Cet assassinat amène en tout cas à se poser de sérieuses questions. L’auteur du meurtre était un jeune policier recruté en 2014 à l’académie de police d’Izmir. La presse gouvernementale l’accuse déjà d’être un guléniste patenté [du nom de Fethullah Gülen, un imam turc exilé aux Etats-Unis qu’Ankara accuse d’avoir fomenté le coup d’Etat raté du 15 juillet 2016]. Quoi qu’il en soit, cet assassinat ne peut que renforcer les doutes concernant l’administration turque et ses recrutements. Elle apparaît aussi comme une attaque d’un genre nouveau, car partie de l’intérieur même d’une instance publique.
Réputée pour sa fiabilité, l’administration turque a été bouleversée au cours des dernières années. Car les purges ne datent pas de 2016. Dès la fin 2013, elles ont commencé, en particulier, après l’affaire du 17 décembre 2013, qui avait révélé au grand jour le conflit opposant l’AKP [le parti islamiste conservateur au pouvoir] au mouvement Gülen. En 2014, on disait déjà qu’il n’y avait jamais eu autant de purges dans le pays.
Un Etat dans lequel il y a une telle épuration, ça casse l’esprit de corps, le professionnalisme et les traditions, qui ont longtemps caractérisé l’Etat turc et son administration. Avec ces purges, l’administration n’est plus en état de fonctionner, y compris dans l’aviation militaire qui a joué un rôle important lors de la tentative de coup d’Etat. Pour pallier les besoins, le gouvernement a même proposé de recruter des pilotes de la compagnie aérienne Turkish Airlines.
Cette attaque est aussi assez spectaculaire et inquiétante car elle s’est produite à Ankara, au cœur du quartier des ambassades, qui est ultra-sécurisé, et c’est la fonction de policier du tueur qui lui a permis de passer les barrages.
Depuis le coup d’Etat manqué et les purges qui ont suivi, les méthodes de recrutement des fonctionnaires sont-elles remises en cause ?
Oui, il y a eu beaucoup de polémiques. Le parti kémaliste [principal parti d’opposition] a notamment plusieurs fois posé la question des recrutements hâtifs, pour faire face à de subites pénuries de personnels. Il y a tellement eu de limogeages que l’administration avait, si je puis dire, le couteau sous la gorge. On n’a pas beaucoup parlé de la police. Mais dans l’enseignement, par exemple, l’administration a quand même dû réintégrer des professeurs limogés après le coup d’Etat. Dans le secteur de la justice, il y a eu cet été 3 000 juges recrutés, ce qui a relancé le débat : sur quels critères ont-ils été sélectionnés ? Avaient-ils les compétences requises ? Ce qu’aujourd’hui on peut craindre, c’est qu’il y ait dans la police turque d’autres Mevlüt Mert Altintas.
Traditionnellement, quelle est la relation entre la police et l’Etat turc ?
A la différence de l’armée, l’institution policière ne fait pas partie de l’establishment national séculier et laïc.
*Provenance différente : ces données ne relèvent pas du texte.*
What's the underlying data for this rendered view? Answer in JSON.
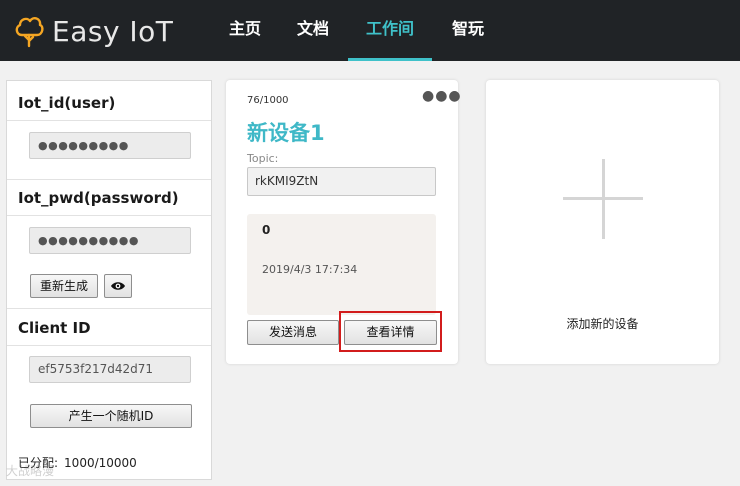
{
  "brand": {
    "name": "Easy IoT",
    "logo_icon": "cloud-tree-icon",
    "accent": "#f5a623"
  },
  "nav": {
    "items": [
      {
        "label": "主页",
        "active": false
      },
      {
        "label": "文档",
        "active": false
      },
      {
        "label": "工作间",
        "active": true
      },
      {
        "label": "智玩",
        "active": false
      }
    ],
    "active_color": "#3fc1c9"
  },
  "sidebar": {
    "iot_id_label": "Iot_id(user)",
    "iot_id_value": "●●●●●●●●●",
    "iot_pwd_label": "Iot_pwd(password)",
    "iot_pwd_value": "●●●●●●●●●●",
    "regenerate_label": "重新生成",
    "toggle_icon": "eye-icon",
    "client_id_label": "Client ID",
    "client_id_value": "ef5753f217d42d71",
    "random_id_label": "产生一个随机ID",
    "assigned_label": "已分配:",
    "assigned_value": "1000/10000"
  },
  "device": {
    "count": "76/1000",
    "more_icon": "more-dots-icon",
    "name": "新设备1",
    "topic_label": "Topic:",
    "topic_value": "rkKMI9ZtN",
    "last_message_value": "0",
    "last_message_time": "2019/4/3 17:7:34",
    "send_button": "发送消息",
    "detail_button": "查看详情"
  },
  "add_device": {
    "label": "添加新的设备",
    "icon": "plus-icon"
  },
  "watermark": "大战略漫"
}
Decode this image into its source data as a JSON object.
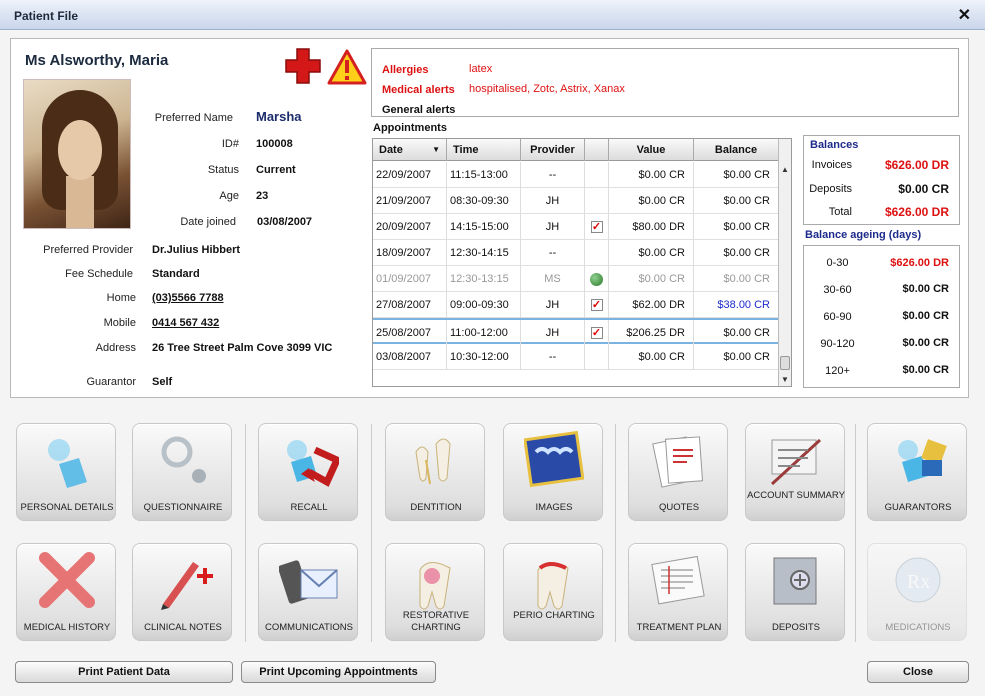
{
  "window": {
    "title": "Patient File",
    "close_glyph": "✕"
  },
  "patient": {
    "name": "Ms Alsworthy, Maria",
    "fields": [
      {
        "label": "Preferred Name",
        "value": "Marsha"
      },
      {
        "label": "ID#",
        "value": "100008"
      },
      {
        "label": "Status",
        "value": "Current"
      },
      {
        "label": "Age",
        "value": "23"
      },
      {
        "label": "Date joined",
        "value": "03/08/2007"
      }
    ],
    "details": [
      {
        "label": "Preferred Provider",
        "value": "Dr.Julius Hibbert"
      },
      {
        "label": "Fee Schedule",
        "value": "Standard"
      },
      {
        "label": "Home",
        "value": "(03)5566 7788"
      },
      {
        "label": "Mobile",
        "value": "0414 567 432"
      },
      {
        "label": "Address",
        "value": "26 Tree Street Palm Cove 3099 VIC"
      },
      {
        "label": "Guarantor",
        "value": "Self"
      }
    ]
  },
  "alerts": {
    "allergies_label": "Allergies",
    "allergies_value": "latex",
    "medical_label": "Medical alerts",
    "medical_value": "hospitalised, Zotc, Astrix, Xanax",
    "general_label": "General alerts",
    "colors": {
      "alert": "#dd1111"
    }
  },
  "appointments": {
    "heading": "Appointments",
    "columns": [
      "Date",
      "Time",
      "Provider",
      "",
      "Value",
      "Balance"
    ],
    "sort_glyph": "▼",
    "rows": [
      {
        "date": "22/09/2007",
        "time": "11:15-13:00",
        "provider": "--",
        "mark": "",
        "value": "$0.00 CR",
        "balance": "$0.00 CR"
      },
      {
        "date": "21/09/2007",
        "time": "08:30-09:30",
        "provider": "JH",
        "mark": "",
        "value": "$0.00 CR",
        "balance": "$0.00 CR"
      },
      {
        "date": "20/09/2007",
        "time": "14:15-15:00",
        "provider": "JH",
        "mark": "check",
        "value": "$80.00 DR",
        "balance": "$0.00 CR"
      },
      {
        "date": "18/09/2007",
        "time": "12:30-14:15",
        "provider": "--",
        "mark": "",
        "value": "$0.00 CR",
        "balance": "$0.00 CR"
      },
      {
        "date": "01/09/2007",
        "time": "12:30-13:15",
        "provider": "MS",
        "mark": "green-circle",
        "value": "$0.00 CR",
        "balance": "$0.00 CR"
      },
      {
        "date": "27/08/2007",
        "time": "09:00-09:30",
        "provider": "JH",
        "mark": "check",
        "value": "$62.00 DR",
        "balance": "$38.00 CR"
      },
      {
        "date": "25/08/2007",
        "time": "11:00-12:00",
        "provider": "JH",
        "mark": "check",
        "value": "$206.25 DR",
        "balance": "$0.00 CR"
      },
      {
        "date": "03/08/2007",
        "time": "10:30-12:00",
        "provider": "--",
        "mark": "",
        "value": "$0.00 CR",
        "balance": "$0.00 CR"
      }
    ]
  },
  "balances": {
    "title": "Balances",
    "items": [
      {
        "label": "Invoices",
        "value": "$626.00 DR",
        "color": "#dd1111"
      },
      {
        "label": "Deposits",
        "value": "$0.00 CR",
        "color": "#111111"
      },
      {
        "label": "Total",
        "value": "$626.00 DR",
        "color": "#dd1111"
      }
    ]
  },
  "ageing": {
    "title": "Balance ageing (days)",
    "items": [
      {
        "label": "0-30",
        "value": "$626.00 DR",
        "color": "#dd1111"
      },
      {
        "label": "30-60",
        "value": "$0.00 CR",
        "color": "#111111"
      },
      {
        "label": "60-90",
        "value": "$0.00 CR",
        "color": "#111111"
      },
      {
        "label": "90-120",
        "value": "$0.00 CR",
        "color": "#111111"
      },
      {
        "label": "120+",
        "value": "$0.00 CR",
        "color": "#111111"
      }
    ]
  },
  "tiles": {
    "row1": [
      {
        "label": "PERSONAL DETAILS",
        "icon": "person-icon"
      },
      {
        "label": "QUESTIONNAIRE",
        "icon": "question-icon"
      },
      {
        "label": "RECALL",
        "icon": "recall-icon"
      },
      {
        "label": "DENTITION",
        "icon": "teeth-icon"
      },
      {
        "label": "IMAGES",
        "icon": "xray-icon"
      },
      {
        "label": "QUOTES",
        "icon": "quote-doc-icon"
      },
      {
        "label": "ACCOUNT SUMMARY",
        "icon": "account-icon"
      },
      {
        "label": "GUARANTORS",
        "icon": "guarantor-icon"
      }
    ],
    "row2": [
      {
        "label": "MEDICAL HISTORY",
        "icon": "medical-cross-icon"
      },
      {
        "label": "CLINICAL NOTES",
        "icon": "pencil-plus-icon"
      },
      {
        "label": "COMMUNICATIONS",
        "icon": "phone-mail-icon"
      },
      {
        "label": "RESTORATIVE CHARTING",
        "icon": "restorative-tooth-icon"
      },
      {
        "label": "PERIO CHARTING",
        "icon": "perio-tooth-icon"
      },
      {
        "label": "TREATMENT PLAN",
        "icon": "plan-sheet-icon"
      },
      {
        "label": "DEPOSITS",
        "icon": "safe-icon"
      },
      {
        "label": "MEDICATIONS",
        "icon": "rx-icon"
      }
    ]
  },
  "buttons": {
    "print_patient": "Print Patient Data",
    "print_appts": "Print Upcoming Appointments",
    "close": "Close"
  }
}
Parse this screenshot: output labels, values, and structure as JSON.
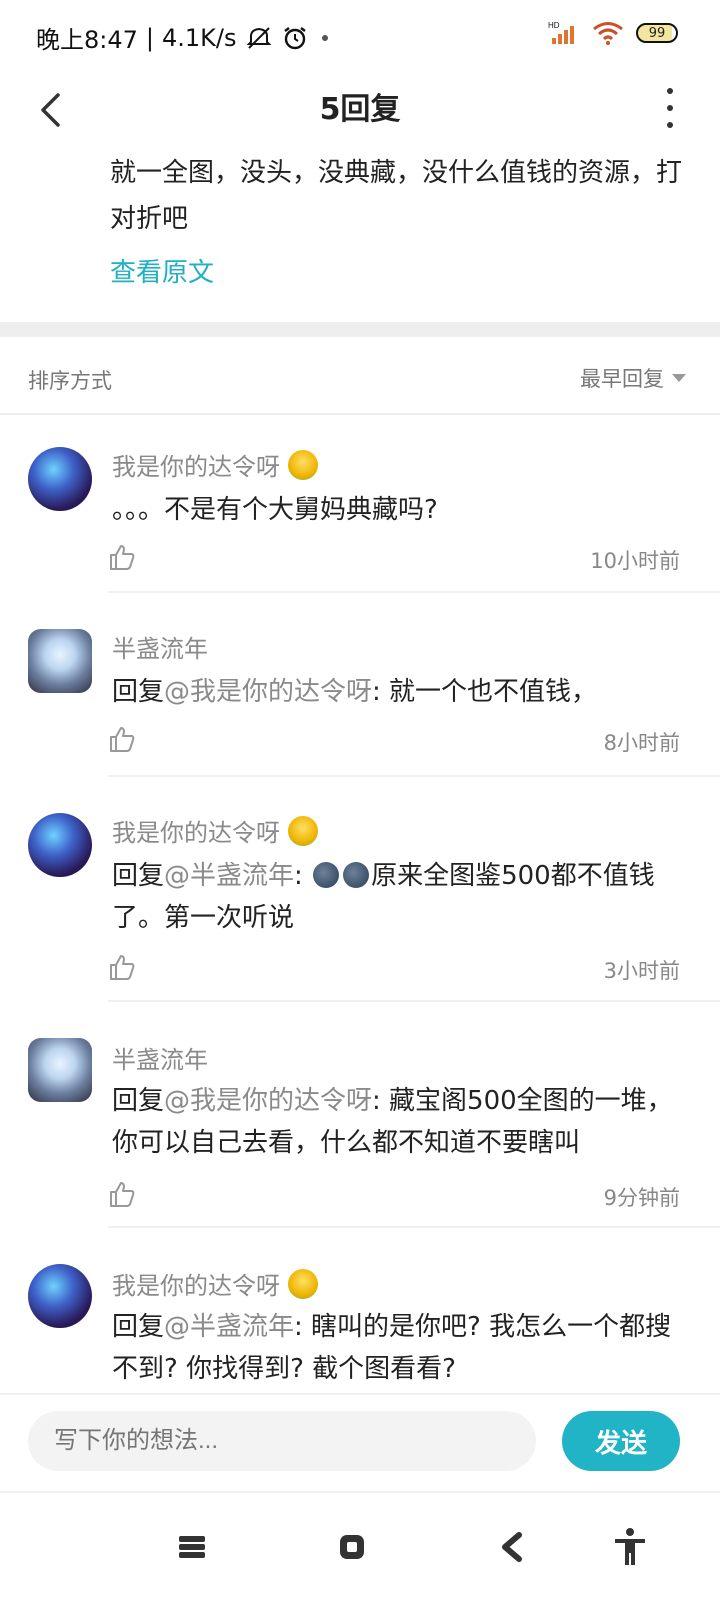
{
  "status_bar": {
    "time": "晚上8:47",
    "net_speed": "4.1K/s",
    "battery": "99",
    "signal_label": "HD"
  },
  "header": {
    "title": "5回复"
  },
  "original_post": {
    "text": "就一全图，没头，没典藏，没什么值钱的资源，打对折吧",
    "view_original": "查看原文"
  },
  "sort": {
    "label": "排序方式",
    "value": "最早回复"
  },
  "comments": [
    {
      "user": "我是你的达令呀",
      "text": "。。。不是有个大舅妈典藏吗?",
      "time": "10小时前",
      "avatar": "a",
      "badge": true
    },
    {
      "user": "半盏流年",
      "reply_prefix": "回复",
      "mention": "@我是你的达令呀",
      "text": ": 就一个也不值钱，",
      "time": "8小时前",
      "avatar": "b",
      "badge": false
    },
    {
      "user": "我是你的达令呀",
      "reply_prefix": "回复",
      "mention": "@半盏流年",
      "text": "原来全图鉴500都不值钱了。第一次听说",
      "time": "3小时前",
      "avatar": "a",
      "badge": true
    },
    {
      "user": "半盏流年",
      "reply_prefix": "回复",
      "mention": "@我是你的达令呀",
      "text": ": 藏宝阁500全图的一堆，你可以自己去看，什么都不知道不要瞎叫",
      "time": "9分钟前",
      "avatar": "b",
      "badge": false
    },
    {
      "user": "我是你的达令呀",
      "reply_prefix": "回复",
      "mention": "@半盏流年",
      "text": ": 瞎叫的是你吧? 我怎么一个都搜不到? 你找得到? 截个图看看?",
      "avatar": "a",
      "badge": true
    }
  ],
  "input": {
    "placeholder": "写下你的想法...",
    "send_label": "发送"
  },
  "colors": {
    "accent": "#21b3c6",
    "link": "#1fb0c4",
    "muted": "#8a8a8a"
  },
  "icons": {
    "back": "chevron-left-icon",
    "more": "more-vertical-icon",
    "like": "thumbs-up-icon",
    "nav": [
      "menu-icon",
      "home-icon",
      "back-icon",
      "accessibility-icon"
    ]
  }
}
Elle a été pénétrée très tôt par des tendances multiples. Dans les années 1970, le leader du parti islamiste Necmettin Erbakan a peuplé la police de gens pas toujours recommandables. Dans les années 1990, il y a aussi eu le scandale Susurluk, qui commence par un accident de voiture. Parmi les victimes, il y a un mafieux des Loups gris [un groupe ultranationaliste], un député proche du pouvoir et un chef des gardes de village, une milice kurde pro-gouvernementale. Cette affaire va mettre au jour les liens que ces personnes entretenaient avec la police. Mehmet Agar, ancien chef de la police et ancien ministre de l’intérieur, sera d’ailleurs condamné en 2011.
Contrairement à la police, chaque année, l’armée virait de ses académies des tas de gens suspects du point de vue religieux, même si c’est vrai que cela n’a pas empêché que l’on y découvre des éléments gulénistes. Mais avant le coup d’Etat, l’armée constituait un véritable Etat dans l’Etat. Dans les années 1980, les militaires vivaient même dans des quartiers à part afin d’instaurer une étanchéité plus forte avec le reste de la population. Les jeunes cadets faisaient toute leur carrière dans l’armée, ils étaient étroitement sélectionnés et partageaient l’idéologie laïque, ce qui n’était pas le cas de la police.